Link: Top US companies fined over sanction busting
In a new study that examines the negative tax consequences of allegedly fraudulent earnings overstatements, researchers found that, on average, firms sacrifice 11% of inflated earnings to additional tax payments.
‘One might expect that firms willing to engage in earnings manipulation would also be willing to simultaneously avoid reporting the income on their tax returns,’ said Michelle Hanlon, assistant professor of accounting at the University Of Michigan, one of the contributors to the research project.
‘However, firms may willingly pay taxes on bogus earnings to avoid raising the suspicion of savvy investors, the Securities and Exchange Commission or the Internal Revenue Service.’
On a small scale the sacrifice to tax demands does not appear so great. But when considered in the context of the billion-dollar accounting holes at Enron and WorldCom, recently renamed MCI, the sums in tax become huge.

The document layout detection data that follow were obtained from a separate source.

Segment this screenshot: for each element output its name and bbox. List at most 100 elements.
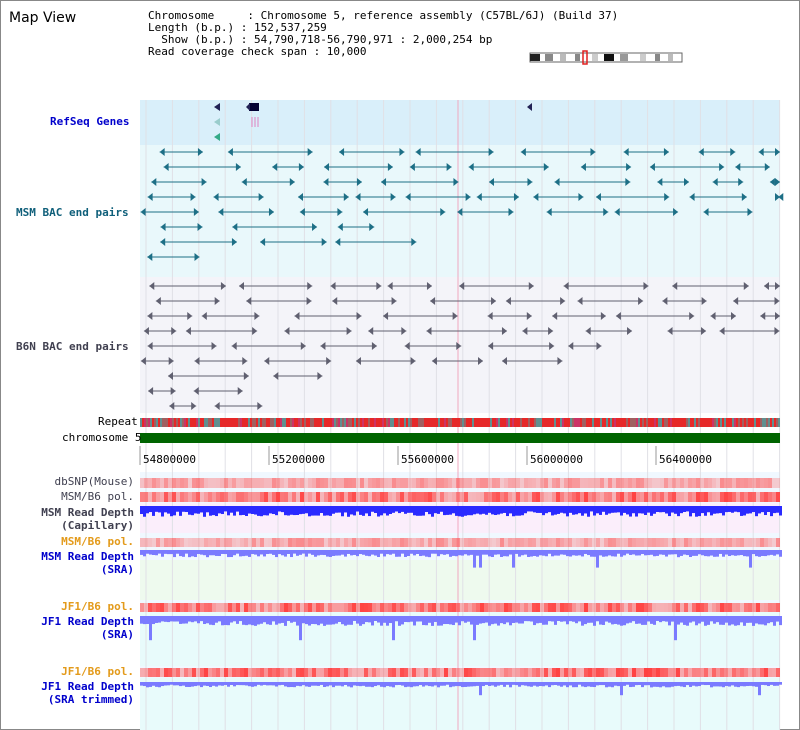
repeat-bin bbox=[292, 418, 294, 427]
bac-end bbox=[149, 282, 155, 290]
pol-bin bbox=[688, 603, 692, 612]
pol-bin bbox=[380, 492, 384, 502]
pol-bin bbox=[300, 668, 304, 677]
track-label-jf1-b6-pol-1[interactable]: JF1/B6 pol. bbox=[61, 600, 134, 613]
pol-bin bbox=[604, 603, 608, 612]
depth-bin bbox=[395, 616, 398, 622]
pol-bin bbox=[484, 478, 488, 488]
pol-bin bbox=[172, 538, 176, 547]
repeat-bin bbox=[186, 418, 188, 427]
pol-bin bbox=[444, 603, 448, 612]
pol-bin bbox=[144, 538, 148, 547]
pol-bin bbox=[188, 668, 192, 677]
pol-bin bbox=[420, 538, 424, 547]
bac-end bbox=[513, 193, 519, 201]
track-label-repeat[interactable]: Repeat bbox=[98, 415, 138, 428]
repeat-bin bbox=[220, 418, 222, 427]
track-label-refseq[interactable]: RefSeq Genes bbox=[50, 115, 130, 128]
track-label-jf1-depth-trim[interactable]: JF1 Read Depth bbox=[41, 680, 134, 693]
pol-bin bbox=[316, 478, 320, 488]
track-label-msm-bac[interactable]: MSM BAC end pairs bbox=[16, 206, 129, 219]
track-label-dbsnp[interactable]: dbSNP(Mouse) bbox=[54, 475, 134, 488]
bac-end bbox=[307, 148, 313, 156]
depth-bin bbox=[692, 616, 695, 622]
pol-bin bbox=[436, 668, 440, 677]
repeat-bin bbox=[300, 418, 302, 427]
pol-bin bbox=[148, 668, 152, 677]
repeat-bin bbox=[760, 418, 762, 427]
pol-bin bbox=[580, 668, 584, 677]
pol-bin bbox=[348, 668, 352, 677]
repeat-bin bbox=[224, 418, 226, 427]
repeat-bin bbox=[198, 418, 200, 427]
pol-bin bbox=[152, 668, 156, 677]
pol-bin bbox=[376, 668, 380, 677]
depth-bin bbox=[734, 682, 737, 687]
repeat-bin bbox=[454, 418, 456, 427]
depth-bin bbox=[581, 616, 584, 626]
depth-bin bbox=[689, 682, 692, 687]
repeat-bin bbox=[320, 418, 322, 427]
depth-bin bbox=[299, 506, 302, 515]
pol-bin bbox=[600, 492, 604, 502]
depth-bin bbox=[296, 506, 299, 515]
repeat-bin bbox=[302, 418, 304, 427]
pol-bin bbox=[408, 603, 412, 612]
depth-bin bbox=[509, 616, 512, 626]
depth-bin bbox=[647, 506, 650, 513]
pol-bin bbox=[616, 668, 620, 677]
depth-bin bbox=[173, 682, 176, 686]
track-label-msm-depth-capillary[interactable]: MSM Read Depth bbox=[41, 506, 134, 519]
pol-bin bbox=[716, 603, 720, 612]
pol-bin bbox=[544, 492, 548, 502]
pol-bin bbox=[260, 478, 264, 488]
depth-bin bbox=[401, 616, 404, 625]
track-label-msm-b6-pol-2[interactable]: MSM/B6 pol. bbox=[61, 535, 134, 548]
repeat-bin bbox=[556, 418, 558, 427]
pol-bin bbox=[416, 668, 420, 677]
pol-bin bbox=[200, 668, 204, 677]
pol-bin bbox=[412, 538, 416, 547]
track-label-msm-b6-pol-1[interactable]: MSM/B6 pol. bbox=[61, 490, 134, 503]
depth-bin bbox=[155, 682, 158, 687]
repeat-bin bbox=[558, 418, 560, 427]
depth-bin bbox=[740, 616, 743, 623]
pol-bin bbox=[560, 478, 564, 488]
pol-bin bbox=[344, 668, 348, 677]
depth-bin bbox=[293, 616, 296, 622]
repeat-bin bbox=[592, 418, 594, 427]
depth-bin bbox=[383, 682, 386, 688]
pol-bin bbox=[212, 538, 216, 547]
track-label-chromosome[interactable]: chromosome 5 bbox=[62, 431, 142, 444]
depth-bin bbox=[395, 550, 398, 557]
depth-bin bbox=[386, 550, 389, 555]
track-label-jf1-b6-pol-2[interactable]: JF1/B6 pol. bbox=[61, 665, 134, 678]
depth-bin bbox=[497, 616, 500, 626]
depth-bin bbox=[329, 506, 332, 516]
depth-bin bbox=[389, 506, 392, 515]
pol-bin bbox=[380, 538, 384, 547]
pol-bin bbox=[528, 668, 532, 677]
pol-bin bbox=[384, 668, 388, 677]
track-label-msm-depth-sra[interactable]: MSM Read Depth bbox=[41, 550, 134, 563]
repeat-bin bbox=[586, 418, 588, 427]
pol-bin bbox=[364, 668, 368, 677]
depth-bin bbox=[542, 550, 545, 556]
repeat-bin bbox=[476, 418, 478, 427]
pol-bin bbox=[568, 492, 572, 502]
depth-bin bbox=[332, 550, 335, 556]
pol-bin bbox=[576, 478, 580, 488]
depth-bin bbox=[515, 506, 518, 516]
repeat-bin bbox=[192, 418, 194, 427]
pol-bin bbox=[220, 492, 224, 502]
pol-bin bbox=[192, 492, 196, 502]
track-label-b6n-bac[interactable]: B6N BAC end pairs bbox=[16, 340, 129, 353]
pol-bin bbox=[512, 603, 516, 612]
pol-bin bbox=[580, 538, 584, 547]
pol-bin bbox=[764, 538, 768, 547]
repeat-bin bbox=[536, 418, 538, 427]
track-label-jf1-depth-sra[interactable]: JF1 Read Depth bbox=[41, 615, 134, 628]
pol-bin bbox=[596, 492, 600, 502]
bac-end bbox=[170, 387, 176, 395]
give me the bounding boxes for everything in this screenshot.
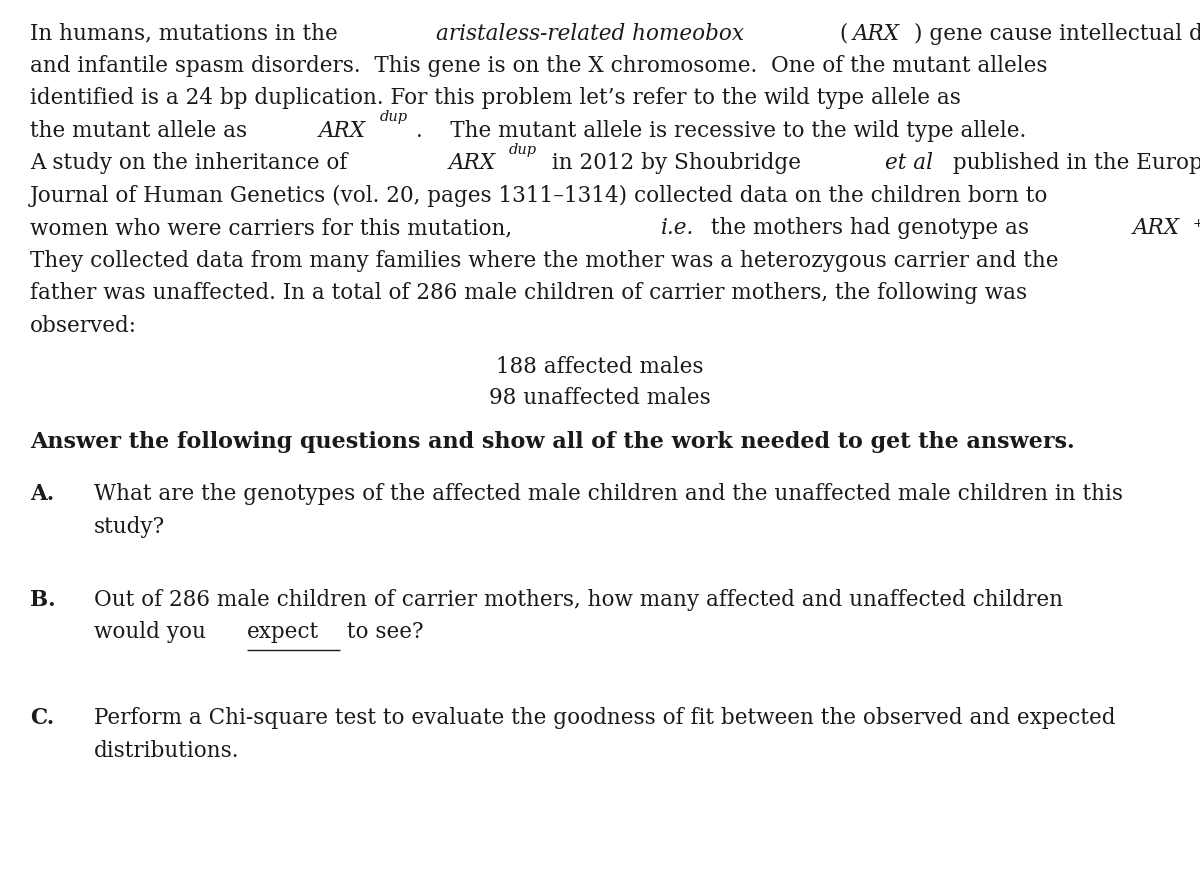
Text: B.: B. bbox=[30, 588, 55, 610]
Text: ARX: ARX bbox=[853, 23, 900, 45]
Text: published in the European: published in the European bbox=[947, 153, 1200, 175]
Text: i.e.: i.e. bbox=[661, 217, 695, 239]
Text: .    The mutant allele is recessive to the wild type allele.: . The mutant allele is recessive to the … bbox=[416, 120, 1026, 142]
Text: dup: dup bbox=[379, 110, 408, 124]
Text: to see?: to see? bbox=[340, 621, 424, 643]
Text: Answer the following questions and show all of the work needed to get the answer: Answer the following questions and show … bbox=[30, 431, 1075, 453]
Text: ARX: ARX bbox=[1133, 217, 1180, 239]
Text: C.: C. bbox=[30, 707, 54, 729]
Text: A study on the inheritance of: A study on the inheritance of bbox=[30, 153, 354, 175]
Text: identified is a 24 bp duplication. For this problem let’s refer to the wild type: identified is a 24 bp duplication. For t… bbox=[30, 88, 967, 110]
Text: women who were carriers for this mutation,: women who were carriers for this mutatio… bbox=[30, 217, 520, 239]
Text: father was unaffected. In a total of 286 male children of carrier mothers, the f: father was unaffected. In a total of 286… bbox=[30, 282, 1027, 304]
Text: the mothers had genotype as: the mothers had genotype as bbox=[704, 217, 1036, 239]
Text: et al: et al bbox=[884, 153, 932, 175]
Text: dup: dup bbox=[509, 142, 538, 156]
Text: In humans, mutations in the: In humans, mutations in the bbox=[30, 23, 344, 45]
Text: would you: would you bbox=[94, 621, 212, 643]
Text: aristaless-related homeobox: aristaless-related homeobox bbox=[436, 23, 744, 45]
Text: (: ( bbox=[833, 23, 848, 45]
Text: A.: A. bbox=[30, 483, 54, 505]
Text: 98 unaffected males: 98 unaffected males bbox=[490, 387, 710, 409]
Text: in 2012 by Shoubridge: in 2012 by Shoubridge bbox=[545, 153, 808, 175]
Text: the mutant allele as: the mutant allele as bbox=[30, 120, 254, 142]
Text: ⁺: ⁺ bbox=[1193, 217, 1200, 239]
Text: ARX: ARX bbox=[449, 153, 496, 175]
Text: study?: study? bbox=[94, 516, 164, 538]
Text: ARX: ARX bbox=[319, 120, 366, 142]
Text: What are the genotypes of the affected male children and the unaffected male chi: What are the genotypes of the affected m… bbox=[94, 483, 1123, 505]
Text: observed:: observed: bbox=[30, 315, 137, 337]
Text: Perform a Chi-square test to evaluate the goodness of fit between the observed a: Perform a Chi-square test to evaluate th… bbox=[94, 707, 1115, 729]
Text: They collected data from many families where the mother was a heterozygous carri: They collected data from many families w… bbox=[30, 250, 1058, 272]
Text: Out of 286 male children of carrier mothers, how many affected and unaffected ch: Out of 286 male children of carrier moth… bbox=[94, 588, 1063, 610]
Text: Journal of Human Genetics (vol. 20, pages 1311–1314) collected data on the child: Journal of Human Genetics (vol. 20, page… bbox=[30, 185, 1049, 207]
Text: and infantile spasm disorders.  This gene is on the X chromosome.  One of the mu: and infantile spasm disorders. This gene… bbox=[30, 55, 1048, 77]
Text: 188 affected males: 188 affected males bbox=[497, 356, 703, 378]
Text: distributions.: distributions. bbox=[94, 739, 239, 761]
Text: expect: expect bbox=[247, 621, 319, 643]
Text: ) gene cause intellectual disability: ) gene cause intellectual disability bbox=[913, 23, 1200, 45]
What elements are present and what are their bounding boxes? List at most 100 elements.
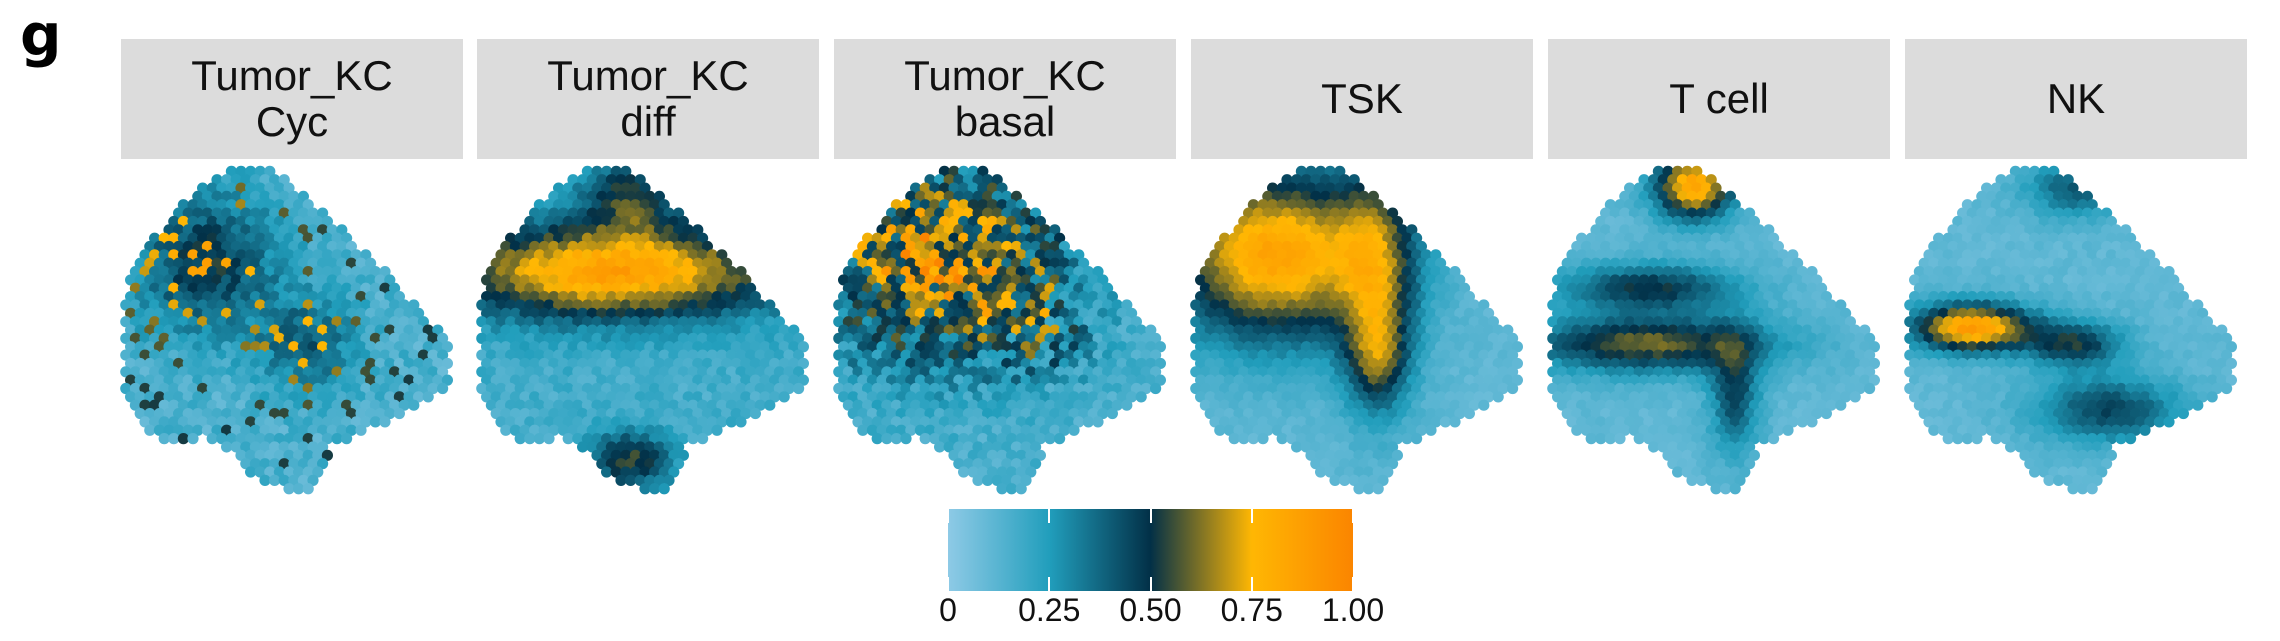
spot xyxy=(1739,382,1751,395)
spot xyxy=(1976,190,1988,203)
facet-header-tumor-kc-cyc: Tumor_KC Cyc xyxy=(121,39,463,159)
spot xyxy=(1734,374,1746,386)
spot xyxy=(177,416,189,428)
spot xyxy=(1444,291,1456,303)
spot xyxy=(553,316,565,328)
spot xyxy=(1291,190,1303,203)
spot xyxy=(1199,282,1211,294)
spot xyxy=(1252,391,1264,403)
spot xyxy=(1576,332,1588,344)
spot xyxy=(658,466,670,478)
spot xyxy=(1329,307,1341,319)
spot xyxy=(692,324,704,336)
spot xyxy=(982,307,994,319)
spot xyxy=(221,190,233,203)
spot xyxy=(591,399,603,411)
spot xyxy=(1580,407,1592,420)
spot xyxy=(644,391,656,403)
spot xyxy=(1391,299,1403,311)
spot xyxy=(886,324,898,336)
spot xyxy=(972,224,984,236)
spot xyxy=(254,382,266,395)
spot xyxy=(577,324,589,336)
spot xyxy=(910,215,922,228)
spot xyxy=(1913,349,1925,361)
spot xyxy=(1420,282,1432,294)
spot xyxy=(876,374,888,386)
spot xyxy=(1286,199,1298,211)
spot xyxy=(2091,257,2103,269)
spot xyxy=(2125,282,2137,294)
spot xyxy=(1006,466,1018,478)
spot xyxy=(389,332,401,344)
spot xyxy=(1353,416,1365,428)
spot xyxy=(168,215,180,228)
spot xyxy=(1214,357,1226,370)
spot xyxy=(958,399,970,411)
spot xyxy=(1624,215,1636,228)
spot xyxy=(572,433,584,445)
spot xyxy=(1643,382,1655,395)
spot xyxy=(2206,324,2218,336)
spot xyxy=(581,332,594,344)
spot xyxy=(1135,357,1147,370)
spot xyxy=(591,199,603,211)
spot xyxy=(1729,483,1741,495)
spot xyxy=(2033,257,2045,269)
spot xyxy=(538,424,550,436)
spot xyxy=(1614,399,1626,411)
spot xyxy=(1782,374,1794,386)
spot xyxy=(1502,341,1514,353)
spot xyxy=(2110,224,2122,236)
spot xyxy=(1257,282,1269,294)
spot xyxy=(1830,307,1842,319)
spot xyxy=(211,240,223,253)
spot xyxy=(2153,299,2165,311)
spot xyxy=(1937,291,1949,303)
spot xyxy=(1300,341,1312,353)
spot xyxy=(1806,299,1818,311)
spot xyxy=(838,357,850,370)
spot xyxy=(1401,382,1413,395)
spot xyxy=(1628,357,1640,370)
spot xyxy=(634,207,646,219)
spot xyxy=(1585,316,1597,328)
spot xyxy=(1353,215,1365,228)
spot xyxy=(235,282,247,294)
spot xyxy=(1662,316,1674,328)
spot xyxy=(495,382,507,395)
spot xyxy=(1276,299,1288,311)
spot xyxy=(1547,382,1559,395)
spot xyxy=(1415,424,1427,436)
spot xyxy=(283,182,295,194)
spot xyxy=(629,249,642,261)
spot xyxy=(163,374,175,386)
spot xyxy=(605,391,618,403)
spot xyxy=(365,407,377,420)
spot xyxy=(1082,332,1094,344)
spot xyxy=(1339,424,1351,436)
spot xyxy=(1001,341,1013,353)
spot xyxy=(1367,240,1379,253)
spot xyxy=(173,207,185,219)
spot xyxy=(1552,274,1564,286)
spot xyxy=(1286,332,1298,344)
spot xyxy=(500,424,512,436)
spot xyxy=(953,441,965,453)
spot xyxy=(1348,357,1360,370)
spot xyxy=(601,449,613,461)
spot xyxy=(1382,399,1394,411)
spot xyxy=(1782,307,1794,319)
spot xyxy=(668,215,680,228)
spot xyxy=(2009,165,2021,177)
spot xyxy=(1247,366,1259,378)
spot xyxy=(797,357,810,370)
spot xyxy=(953,357,965,370)
spot xyxy=(317,291,329,303)
spot xyxy=(1758,332,1770,344)
spot xyxy=(914,240,927,253)
spot xyxy=(230,307,242,319)
spot xyxy=(677,265,690,278)
spot xyxy=(273,332,285,344)
spot xyxy=(1329,174,1341,186)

The report signals a clear drive on the part of executives to keep the bottom line looking good for investors and regarding the sacrifice in tax liabilities as worth the deception.
The study is bound to raise questions about the way executives are influenced by having to please investors and the level of pay and bonuses top executives earn.
The paper, produced by the universities of Michigan, Chicago and North Carolina, examined a sample of firms accused of accounting fraud by the SEC from 1996 to 2002, who had refiled their accounts after answering such charges, which enabled the researchers to compare their fake returns with an accurate one.
The study’s report said: ‘In aggregate, (15 of) the firms in our (27 company) sample paid US$320m (£205m) in taxes on overstated earnings of about US$3.36bn. These results illustrate the stark trade-off faced by firms and managers contemplating earnings manipulation – the choice between (non-cash) accounting earnings and (cash) taxes.’
The report said that these 15 firms that actually paid taxes on overstated earnings, incurred substantial immediate additional tax costs on overstated earnings of 20 cents per US dollar.
Half of the companies reported a portion of their inflated earnings as book income, but not current taxable income, enabling them to defer paying taxes on some of the inflated earnings.